When I was younger and not happy with my life because I wasn’t working hard enough, there’s a phrase from King Lear ‘nothing will come of nothing’. Everyone should remember this. Especially because we have got the ‘participation trophy’ over-entitled younger generation who have the expectation they will all become superheroes, they should remember that ‘nothing will come of nothing’. If we apply nothing, then we will come to nothing in all aspects of life – getting in shape, building a business, our relationships. It’s very telling.
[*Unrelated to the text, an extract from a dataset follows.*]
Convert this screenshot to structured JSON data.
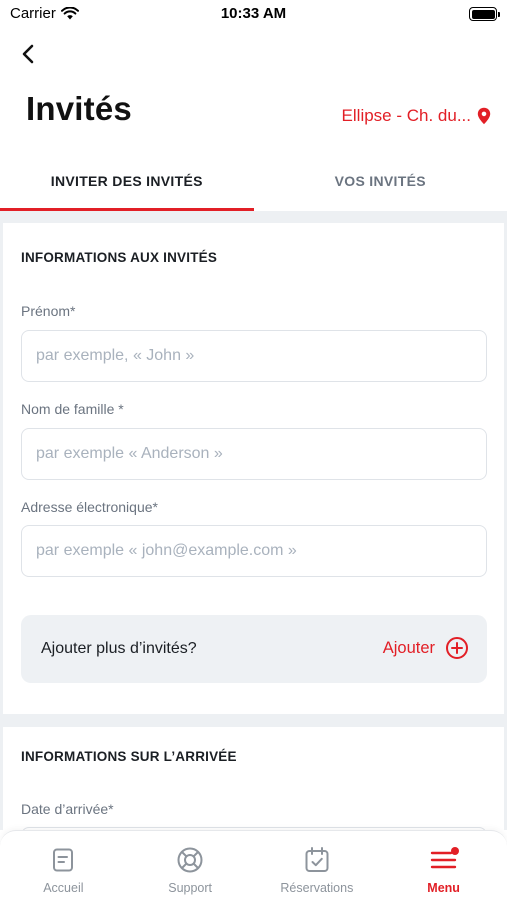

If nothing comes of nothing, then surely it stands that something will come of something. You’ve got to have skin in the game.

Key Learnings:

  • Take time out every day to move your body, exercise or do something that challenges your body. It will enhance your productivity and improve your health.
  • Take ideas, inspiration and motivation from everywhere and anywhere.
    Being an entrepreneur can be lonely – Learn lessons and take heart and inspiration from the biographies and books of the greatest business luminaries of the 20th and 21st century.
  • There is no one strategy for success. There are a thousand daily habits you need to live by that will build business success. Master the fundamentals and do them day after day and success will follow.
  • Don’t let the fear of making mistakes paralyse you. Don’t be afraid to put yourself into a place where mistakes occur. This is where you will learn and improve your craft.
    Poor judgment creates bad experiences and bad experiences create good judgement.
  • Develop a thick skin and don’t take things to heart in the game of business. If it’s not terminal or criminal, don’t let it stress you out and keep you awake at night.